Subcutaneous rheumatoid nodules

According to a study done by the BARFOT study group, 7% of individuals diagnosed with rheumatoid arthritis reported the presence of subcutaneous rheumatoid nodules upon initial diagnosis. And about 30–40% of all those diagnosed with rheumatoid arthritis reported developing these nodules throughout the course of the disease. Subcutaneous rheumatoid nodules is correlated with the increased risk of cardiovascular and respiratory disease, and those with detected subcutaneous rheumatoid nodules should be assessed for cardiovascular and respiratory risk factors.

Cardiac nodules

Rheumatoid nodules may also form in the heart. Specifically, it could develop in the myocardium, pericardium, and other valvular structures, and these nodules can be discovered through echocardiograms. There are little studies with minimal data on the development of cardiac nodules in association with rheumatoid arthritis, but the general consensus is that such occurrences is relatively rare.

Pulmonary Nodules

The reported prevalence of pulmonary nodules has varying depending on the method of detection. In a 1984 study done on lung biopsies in rheumatoid arthritis, the reported prevalence was about 32% in a sample size of 40 individuals. However, another clinical study utilizing a different method of detection; plain film radiographs of the chest; showed that only 2 out of 516 people (~0.4%) diagnosed with rheumatoid arthritis developed pulmonary nodules. Additionally, other clinical studies have reported increased pulmonary nodule growth following treatments with methotrexate, leflunomide, and etanercept.

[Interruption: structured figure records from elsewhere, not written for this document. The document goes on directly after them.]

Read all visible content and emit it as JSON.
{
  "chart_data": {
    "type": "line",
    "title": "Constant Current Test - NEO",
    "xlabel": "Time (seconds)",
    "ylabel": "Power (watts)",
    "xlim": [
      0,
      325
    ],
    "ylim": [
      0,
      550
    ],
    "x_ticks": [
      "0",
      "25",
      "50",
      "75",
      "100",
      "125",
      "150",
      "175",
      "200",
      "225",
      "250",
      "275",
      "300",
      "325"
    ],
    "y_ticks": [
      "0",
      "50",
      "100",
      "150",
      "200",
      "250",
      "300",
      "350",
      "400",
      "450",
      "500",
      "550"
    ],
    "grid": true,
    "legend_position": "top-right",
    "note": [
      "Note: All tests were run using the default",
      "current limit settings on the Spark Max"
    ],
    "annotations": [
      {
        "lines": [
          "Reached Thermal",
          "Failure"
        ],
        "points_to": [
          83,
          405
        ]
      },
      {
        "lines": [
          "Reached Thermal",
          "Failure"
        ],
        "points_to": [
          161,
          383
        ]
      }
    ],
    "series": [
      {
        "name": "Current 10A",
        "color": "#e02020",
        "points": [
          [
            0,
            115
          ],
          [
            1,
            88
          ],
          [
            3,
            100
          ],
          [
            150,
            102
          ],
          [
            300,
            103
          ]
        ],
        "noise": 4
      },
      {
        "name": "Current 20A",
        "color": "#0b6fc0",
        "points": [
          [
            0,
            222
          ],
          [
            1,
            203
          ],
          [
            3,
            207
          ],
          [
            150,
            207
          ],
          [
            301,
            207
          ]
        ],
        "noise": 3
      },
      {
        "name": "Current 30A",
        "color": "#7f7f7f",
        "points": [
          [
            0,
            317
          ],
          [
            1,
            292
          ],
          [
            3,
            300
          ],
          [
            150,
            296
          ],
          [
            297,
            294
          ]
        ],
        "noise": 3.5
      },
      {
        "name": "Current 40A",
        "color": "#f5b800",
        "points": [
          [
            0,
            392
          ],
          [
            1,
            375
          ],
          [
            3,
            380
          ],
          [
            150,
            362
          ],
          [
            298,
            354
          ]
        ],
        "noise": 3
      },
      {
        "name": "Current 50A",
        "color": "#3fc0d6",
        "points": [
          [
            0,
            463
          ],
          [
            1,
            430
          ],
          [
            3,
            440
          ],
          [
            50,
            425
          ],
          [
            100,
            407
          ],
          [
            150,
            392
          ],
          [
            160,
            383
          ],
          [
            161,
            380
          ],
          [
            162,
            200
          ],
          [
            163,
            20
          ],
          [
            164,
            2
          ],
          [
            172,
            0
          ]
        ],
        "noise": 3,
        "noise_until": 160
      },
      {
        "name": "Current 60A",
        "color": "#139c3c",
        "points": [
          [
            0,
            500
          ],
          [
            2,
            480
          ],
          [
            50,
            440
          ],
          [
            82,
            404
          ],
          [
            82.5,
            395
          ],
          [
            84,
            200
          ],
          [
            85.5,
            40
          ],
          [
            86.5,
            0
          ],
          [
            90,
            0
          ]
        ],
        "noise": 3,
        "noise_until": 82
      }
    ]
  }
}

Central nervous system nodules

Like cardiac nodules, nodules developing in the central nervous system is also relatively rare. Most reports of nodule growth on the central nervous system also presented with severe stages of erosive joint diseases. Generally, these nodules can be detected through MRI and confirmed through biopsies. As of right now, there are no known mediations that have been reported in reducing nodules in the central nervous systems.

==Prevention==
There are no methods as of right now to completely prevent the development of rheumatoid nodules, but for those diagnosed with rheumatoid arthritis, proper management of the disease could reduce the risk of nodule formation. Additionally, proper medication adherence, smoking cessation, increasing physical activity, and keeping up with doctor appointments are just some lifestyle changes that could "prevent" nodules.

==Treatment==
Treatment for rheumatoid nodules may be tricky as some treatments for rheumatoid arthritis can act against the nodules. Common drug therapies for rheumatoid arthritis may show no benefits towards the treatment for rheumatoid nodules. Common drug therapies, such as anti TNF treatment or other immunosuppressive drugs, for rheumatoid arthritis has shown little effect on the nodules. In fact, it has been shown that Methotrexate, a drug often used in rheumatoid arthritis, is actually correlated with the increased risk of nodule formation. Because rheumatoid nodules also cause pain or nerve entrapment, treatment for these symptoms with nonsteroidal anti-inflammatory drugs may be sufficient. Other drug therapies, such as corticosteroids, have shown to decrease nodular size, however, it can increase the risk of infection as well. Local corticosteroid injections seems to be the most studied treatment for rheumatoid nodules as of now.

Surgery to have the nodule removed is another option that can be done to treat rheumatoid nodules. However, usually these are usually only indicated in the case of eroding/ necrotising skin.